I hesitated before handing my book to her. She studied the sketch and asked if I drew portraits of children. Say yes, she added, because then she would pay me to draw her oldest.

Yes, I answered.

She smiled. Come up with a price, she told me. Then double it.

I saw her only twice more, when I drew her daughter and when I delivered the final portrait. But she emailed me frequently, mostly introductions to this mom or that one, all of whom hired me.

Once Emily was back at work, she had no time for side projects like mentoring talented but rudderless young women she came across in city parks. Her emails grew so brief they were the snail mail equivalent of a postcard (“great!”), and I chided myself for believing that she’d become a friend.

But my business had gotten its start. After a week of trying to think of a clever name, I went with the simple Portraits by Adair. They became a must-have in the neighborhood. A Maclaren stroller.
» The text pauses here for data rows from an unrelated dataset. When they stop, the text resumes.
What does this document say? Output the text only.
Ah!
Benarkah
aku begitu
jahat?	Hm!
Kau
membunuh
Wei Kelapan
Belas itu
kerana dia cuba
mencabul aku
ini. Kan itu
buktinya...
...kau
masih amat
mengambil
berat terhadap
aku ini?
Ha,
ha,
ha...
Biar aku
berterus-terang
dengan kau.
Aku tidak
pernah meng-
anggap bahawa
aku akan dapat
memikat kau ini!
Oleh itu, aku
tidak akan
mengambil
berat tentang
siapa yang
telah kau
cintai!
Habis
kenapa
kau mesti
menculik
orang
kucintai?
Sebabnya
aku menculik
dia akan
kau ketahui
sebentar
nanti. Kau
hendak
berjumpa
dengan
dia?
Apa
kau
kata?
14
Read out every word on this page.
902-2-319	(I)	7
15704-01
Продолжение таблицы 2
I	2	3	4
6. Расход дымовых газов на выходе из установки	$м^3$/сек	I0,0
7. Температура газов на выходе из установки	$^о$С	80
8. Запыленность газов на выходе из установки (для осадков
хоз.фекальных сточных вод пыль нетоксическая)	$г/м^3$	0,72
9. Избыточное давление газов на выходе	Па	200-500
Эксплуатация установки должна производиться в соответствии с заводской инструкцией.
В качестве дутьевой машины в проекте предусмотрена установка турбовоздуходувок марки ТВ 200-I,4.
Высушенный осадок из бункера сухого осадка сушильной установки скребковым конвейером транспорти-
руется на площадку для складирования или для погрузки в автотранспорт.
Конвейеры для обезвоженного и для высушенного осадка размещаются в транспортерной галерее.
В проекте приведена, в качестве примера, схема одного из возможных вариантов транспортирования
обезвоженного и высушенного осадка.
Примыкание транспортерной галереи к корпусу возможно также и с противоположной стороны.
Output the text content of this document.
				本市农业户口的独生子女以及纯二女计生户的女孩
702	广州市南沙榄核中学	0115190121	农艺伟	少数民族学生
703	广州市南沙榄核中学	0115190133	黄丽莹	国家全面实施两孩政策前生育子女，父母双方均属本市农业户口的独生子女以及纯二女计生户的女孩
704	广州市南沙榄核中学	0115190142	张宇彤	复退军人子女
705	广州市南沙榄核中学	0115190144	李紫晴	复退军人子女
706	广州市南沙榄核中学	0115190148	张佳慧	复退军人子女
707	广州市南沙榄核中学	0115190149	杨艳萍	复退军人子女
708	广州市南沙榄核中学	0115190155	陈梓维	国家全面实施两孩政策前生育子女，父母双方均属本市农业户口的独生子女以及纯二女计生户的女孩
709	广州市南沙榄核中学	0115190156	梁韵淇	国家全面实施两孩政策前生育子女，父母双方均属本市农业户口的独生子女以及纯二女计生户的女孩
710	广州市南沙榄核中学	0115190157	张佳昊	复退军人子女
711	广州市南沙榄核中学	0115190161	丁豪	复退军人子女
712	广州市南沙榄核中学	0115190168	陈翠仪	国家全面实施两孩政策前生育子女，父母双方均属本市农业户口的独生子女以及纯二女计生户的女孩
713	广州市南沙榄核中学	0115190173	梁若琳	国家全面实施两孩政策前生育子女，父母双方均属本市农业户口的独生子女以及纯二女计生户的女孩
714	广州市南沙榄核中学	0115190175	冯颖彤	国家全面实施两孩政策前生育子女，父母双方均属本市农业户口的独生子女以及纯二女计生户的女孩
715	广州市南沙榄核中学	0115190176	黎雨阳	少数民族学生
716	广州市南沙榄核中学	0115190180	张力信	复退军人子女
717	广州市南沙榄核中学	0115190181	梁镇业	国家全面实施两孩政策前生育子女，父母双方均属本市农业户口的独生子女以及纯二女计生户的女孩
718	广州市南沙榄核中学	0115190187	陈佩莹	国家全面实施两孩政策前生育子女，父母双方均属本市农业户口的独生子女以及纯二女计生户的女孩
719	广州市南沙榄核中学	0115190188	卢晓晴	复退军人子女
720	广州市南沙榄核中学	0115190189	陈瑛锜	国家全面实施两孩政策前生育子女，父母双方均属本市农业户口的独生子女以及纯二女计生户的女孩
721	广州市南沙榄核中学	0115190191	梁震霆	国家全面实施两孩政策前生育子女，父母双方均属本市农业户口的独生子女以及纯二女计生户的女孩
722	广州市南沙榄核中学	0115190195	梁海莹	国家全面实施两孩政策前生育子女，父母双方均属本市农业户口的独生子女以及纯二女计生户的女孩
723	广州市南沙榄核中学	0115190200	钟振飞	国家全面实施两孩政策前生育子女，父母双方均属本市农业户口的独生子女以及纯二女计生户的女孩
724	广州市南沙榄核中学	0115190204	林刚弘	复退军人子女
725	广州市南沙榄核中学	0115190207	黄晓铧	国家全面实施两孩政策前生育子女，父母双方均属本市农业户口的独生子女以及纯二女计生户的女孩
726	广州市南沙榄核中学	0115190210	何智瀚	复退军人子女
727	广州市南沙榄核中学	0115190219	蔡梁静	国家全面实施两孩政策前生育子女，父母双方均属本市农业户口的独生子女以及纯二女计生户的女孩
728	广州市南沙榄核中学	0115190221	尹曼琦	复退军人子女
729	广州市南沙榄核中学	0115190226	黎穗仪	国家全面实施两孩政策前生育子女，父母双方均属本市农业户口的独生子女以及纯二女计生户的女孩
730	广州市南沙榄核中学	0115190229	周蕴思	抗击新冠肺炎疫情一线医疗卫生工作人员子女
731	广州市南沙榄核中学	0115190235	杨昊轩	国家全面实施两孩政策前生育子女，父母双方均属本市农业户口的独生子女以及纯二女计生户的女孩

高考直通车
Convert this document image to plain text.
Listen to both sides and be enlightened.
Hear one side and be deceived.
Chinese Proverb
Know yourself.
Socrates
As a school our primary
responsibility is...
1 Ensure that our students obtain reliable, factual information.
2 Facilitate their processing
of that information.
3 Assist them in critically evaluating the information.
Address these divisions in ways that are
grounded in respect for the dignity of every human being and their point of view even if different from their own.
A McCrohan portrait. My surname, easy to spell but tricky out loud, had finally proved an asset. (Crow-what? Hand?)

Then, a year after our meeting in the park, Emily emailed and asked me to draw Hazel, who was now two. Emily and her husband lived in Cobble Hill, four stops on the F train from me. It was nearly four o’clock in the afternoon when I arrived at the door beneath the stoop, as instructed. I rang the doorbell.

Emily answered as I was about to pull my glove off and knock.